Aus der Spur
Teufel…? Shamus zielte mit der Faust auf Nelsons Augen, traf aber nur seine Wange. Seine Hand kribbelte.
» Hast du ins Bett gemacht? Jawoooohl… «
» Halt’s Maul! « Shamus holte wieder aus und verfehlte Nelson diesmal ganz. Der Kerl war an einen Stuhl gefesselt! » Überall Narben. Überall! «
» Hör auf mit dem Mist! « , schrie Shamus. Er kann doch meine Beine gar nicht sehen.

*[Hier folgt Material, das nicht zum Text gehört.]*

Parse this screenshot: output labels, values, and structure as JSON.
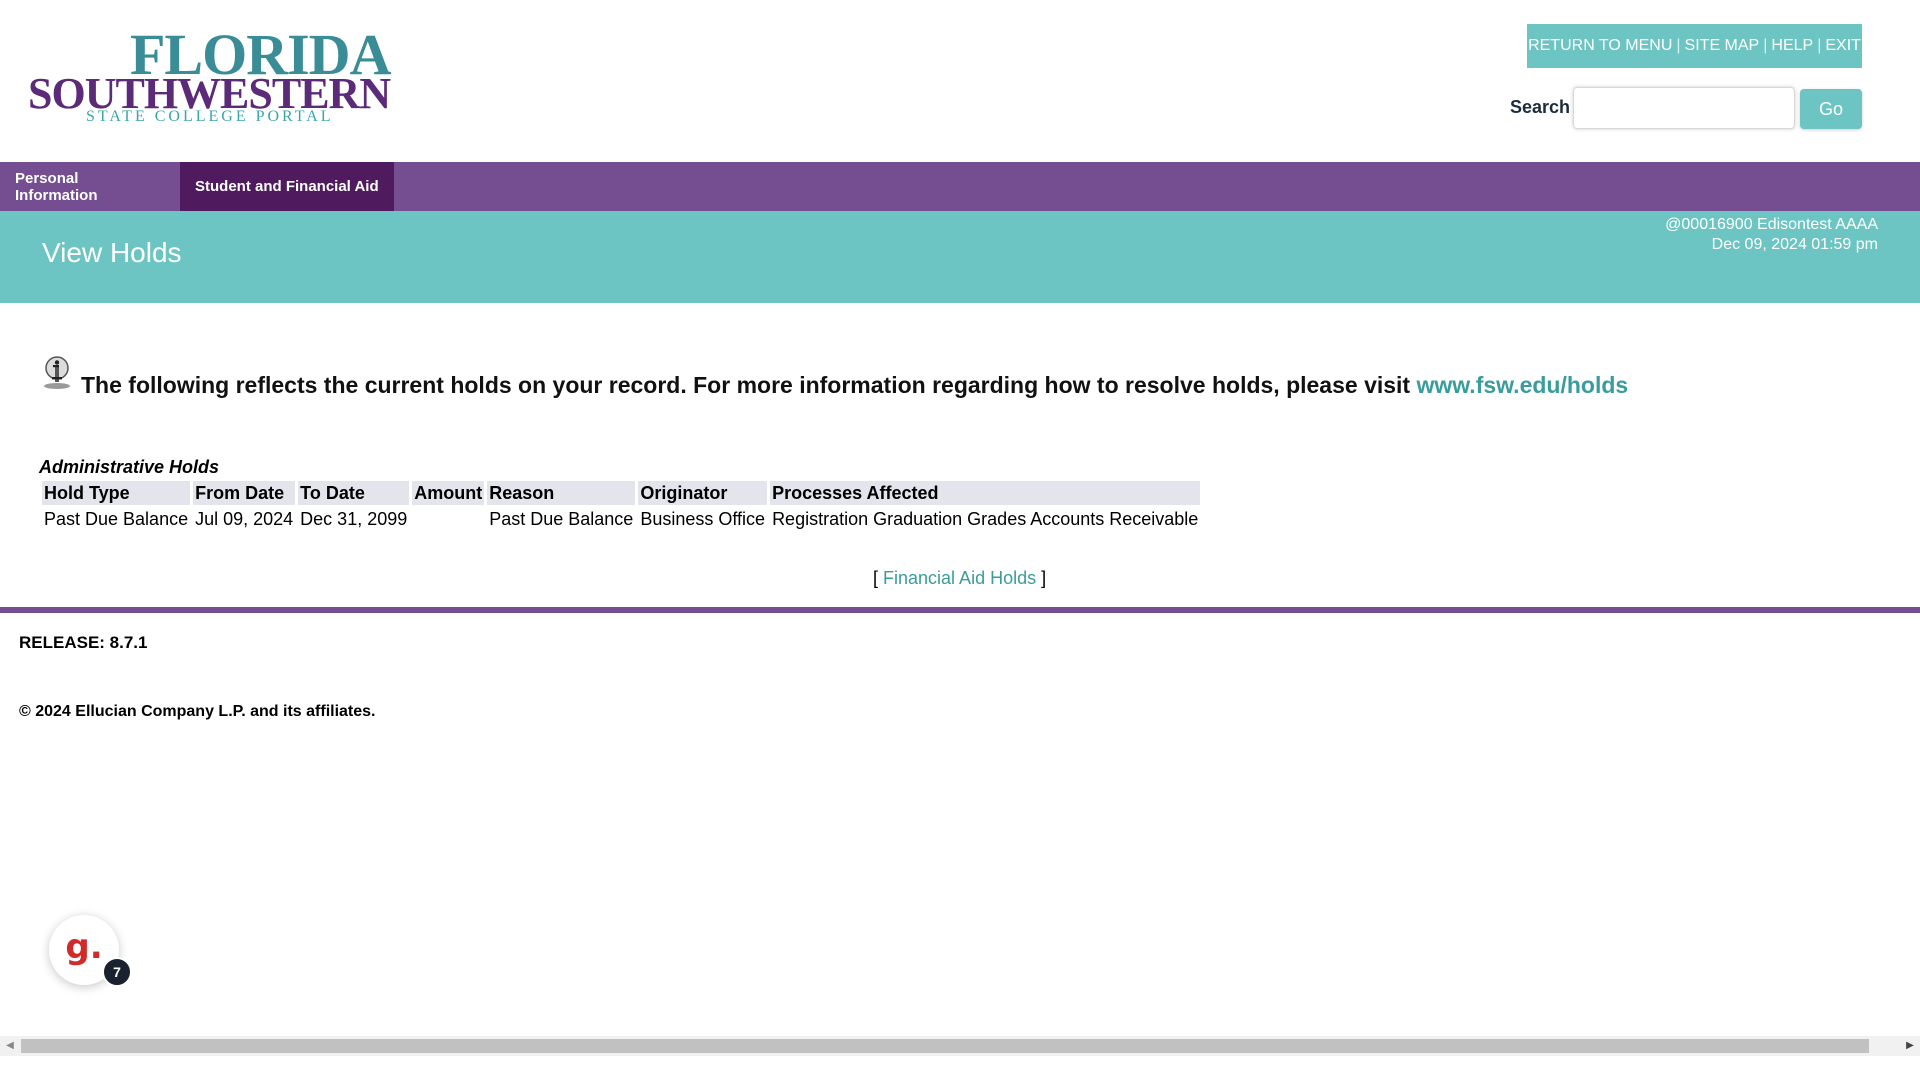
{
  "header": {
    "logo": {
      "line1": "FLORIDA",
      "line2": "SOUTHWESTERN",
      "line3": "STATE COLLEGE PORTAL"
    },
    "topnav": {
      "return_to_menu": "RETURN TO MENU",
      "site_map": "SITE MAP",
      "help": "HELP",
      "exit": "EXIT",
      "separator": "|"
    },
    "search": {
      "label": "Search",
      "value": "",
      "placeholder": "",
      "go_label": "Go"
    }
  },
  "tabs": [
    {
      "label": "Personal Information",
      "active": false
    },
    {
      "label": "Student and Financial Aid",
      "active": true
    }
  ],
  "title_band": {
    "title": "View Holds",
    "user_line": "@00016900 Edisontest AAAA",
    "timestamp": "Dec 09, 2024 01:59 pm"
  },
  "info": {
    "icon": "info-icon",
    "message": "The following reflects the current holds on your record. For more information regarding how to resolve holds, please visit ",
    "link_text": "www.fsw.edu/holds"
  },
  "holds": {
    "caption": "Administrative Holds",
    "columns": [
      "Hold Type",
      "From Date",
      "To Date",
      "Amount",
      "Reason",
      "Originator",
      "Processes Affected"
    ],
    "rows": [
      [
        "Past Due Balance",
        "Jul 09, 2024",
        "Dec 31, 2099",
        "",
        "Past Due Balance",
        "Business Office",
        "Registration Graduation Grades Accounts Receivable"
      ]
    ]
  },
  "fa_link": {
    "open": "[ ",
    "text": "Financial Aid Holds",
    "close": " ]"
  },
  "footer": {
    "release": "RELEASE: 8.7.1",
    "copyright": "© 2024 Ellucian Company L.P. and its affiliates."
  },
  "widget": {
    "glyph": "g.",
    "badge": "7"
  },
  "colors": {
    "teal": "#6cc5c3",
    "purple": "#744e90",
    "dark_purple": "#4f1a5e",
    "link": "#3a9c9c"
  }
}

» Verdiente Strafe. Was für eine Enttäuschung… «
Wer hatte ihm das alles verraten?
Nelson zuckte zurück, aber Shamus wusste, dass nicht seine Schläge der Grund waren. Es fühlte sich an, als würden Käfer in seinem Hirn herumkrabbeln. Ihm wurde wieder schwindlig.
» Du warst ein Unfall … «
» Woher weißt du das? « Die Frage zerkratzte Shamus die Kehle.

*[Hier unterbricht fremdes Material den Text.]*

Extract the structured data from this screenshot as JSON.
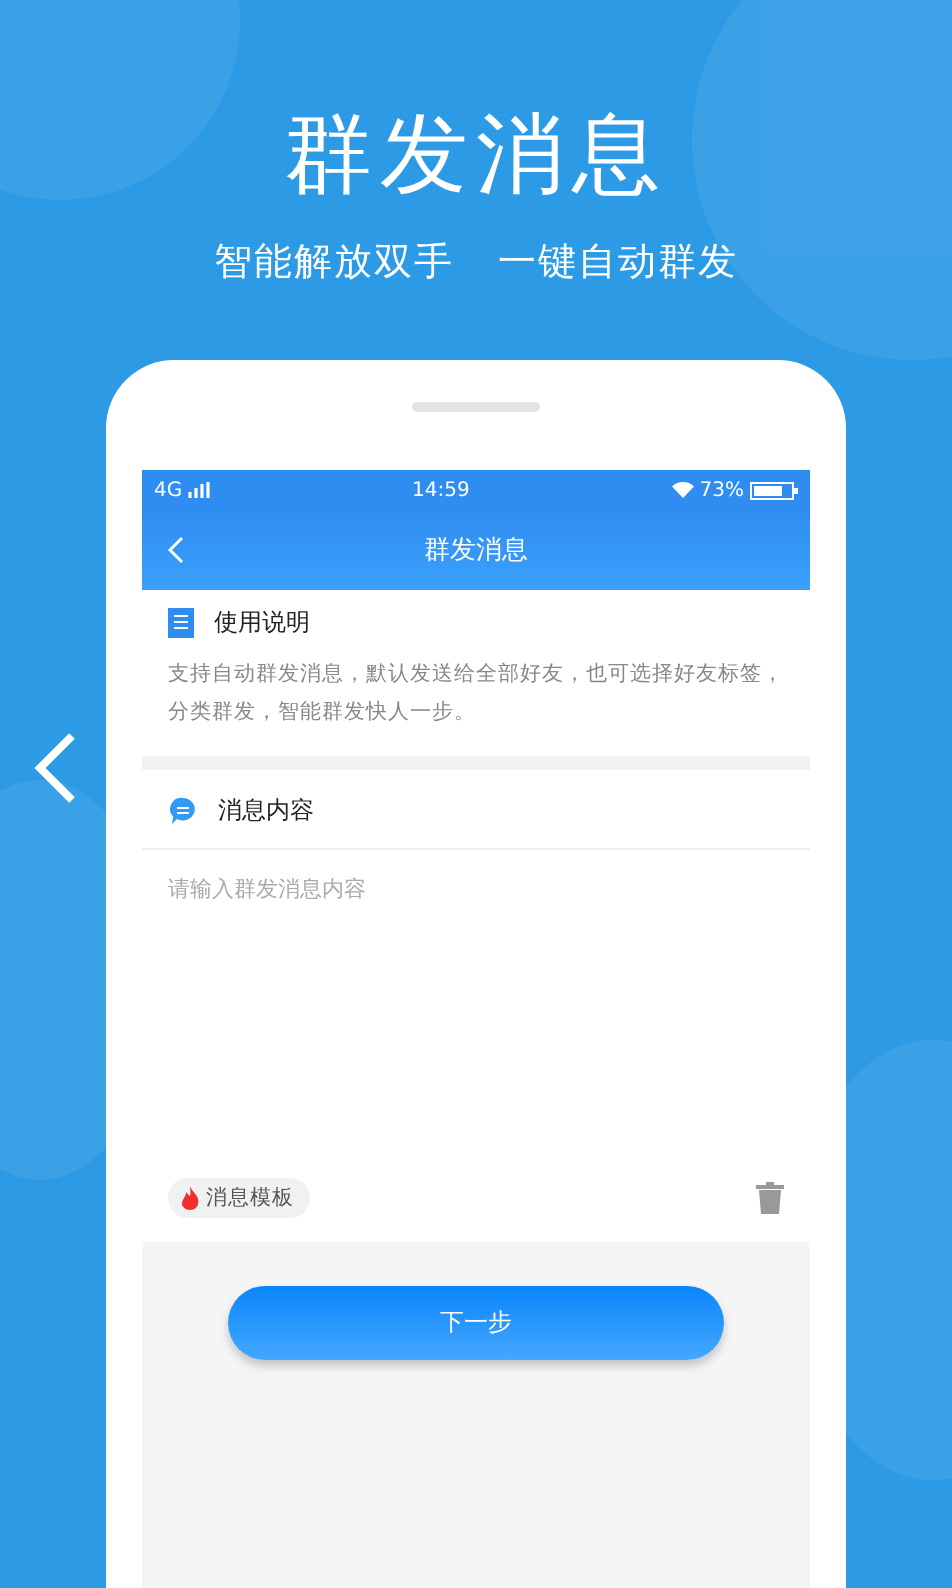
{
  "promo": {
    "title": "群发消息",
    "subtitle": [
      "智能解放双手",
      "一键自动群发"
    ]
  },
  "status_bar": {
    "network": "4G",
    "time": "14:59",
    "battery": "73%"
  },
  "nav": {
    "title": "群发消息"
  },
  "instructions": {
    "title": "使用说明",
    "body": "支持自动群发消息，默认发送给全部好友，也可选择好友标签，分类群发，智能群发快人一步。"
  },
  "message": {
    "title": "消息内容",
    "placeholder": "请输入群发消息内容"
  },
  "template_chip": "消息模板",
  "next_button": "下一步"
}
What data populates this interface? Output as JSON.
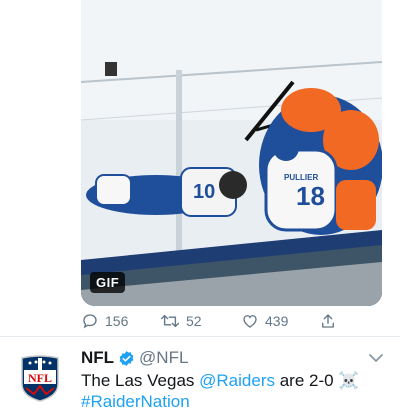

» Sie wollten dich nicht… « Shamus hielt sich die Ohren zu, aber die gottverdammt hohe Stimme drang durch seine Hände, als wären sie gar nicht da.
» Ich bring dich um! «
» Tust du sowieso… Angst vor den Mädchen… «
» Hör auf! «
» Sie haben dich immer ausgelacht… «
Shamus sah den Boden auf sich zukommen. Dann kam der Aufprall, und Blut tropfte auf die Dielen. Nein, das war kein Blut, es waren Tränen. Rotz rann ihm aus der Nase, und er wischte sie sich mit dem Ärmel ab.

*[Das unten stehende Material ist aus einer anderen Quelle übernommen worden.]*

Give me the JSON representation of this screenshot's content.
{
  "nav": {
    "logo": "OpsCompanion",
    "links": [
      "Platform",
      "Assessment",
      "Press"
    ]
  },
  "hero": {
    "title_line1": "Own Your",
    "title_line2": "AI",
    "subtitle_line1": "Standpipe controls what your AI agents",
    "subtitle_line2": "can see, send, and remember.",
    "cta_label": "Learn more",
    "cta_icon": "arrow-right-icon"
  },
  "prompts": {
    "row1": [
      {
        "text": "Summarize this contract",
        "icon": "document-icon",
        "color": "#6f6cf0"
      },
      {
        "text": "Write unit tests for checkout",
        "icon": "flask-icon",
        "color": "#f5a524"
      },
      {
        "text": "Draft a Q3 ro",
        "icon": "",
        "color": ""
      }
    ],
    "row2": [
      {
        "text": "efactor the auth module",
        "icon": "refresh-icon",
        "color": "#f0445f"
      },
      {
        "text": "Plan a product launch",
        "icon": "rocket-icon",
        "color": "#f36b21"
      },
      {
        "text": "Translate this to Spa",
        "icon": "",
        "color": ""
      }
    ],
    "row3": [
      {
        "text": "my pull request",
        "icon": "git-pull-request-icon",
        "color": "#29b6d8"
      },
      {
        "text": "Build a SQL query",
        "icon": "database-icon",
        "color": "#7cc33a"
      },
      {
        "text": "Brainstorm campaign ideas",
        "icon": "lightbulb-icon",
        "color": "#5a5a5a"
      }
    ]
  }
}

Shamus konnte die Augen jetzt nicht mehr sehen. So war es besser. Aber fühlen konnte er ihren Blick immer noch.
» Lass meinen Hund laufen. Mehr will ich nicht « , sagte Nelson. Seine Stimme hörte sich wieder fast normal an.
» Also gut. Aber erst sagst du mir, was ich wissen will, du Strichmännchen! Wie dicht seid ihr an mir dran? « Shamus hasste den flehenden Ton in seiner Stimme.
» Zu dicht, tick, tack. Zu dicht, tick, tack « , sang Nelson, wieder wie in Trance.
Shamus’ Wut verlieh ihm neue Kraft. Du musst eine klare Antwort aus dem Kerl rausbekommen und dann so schnell wie möglich von hier verschwinden, sagte er sich.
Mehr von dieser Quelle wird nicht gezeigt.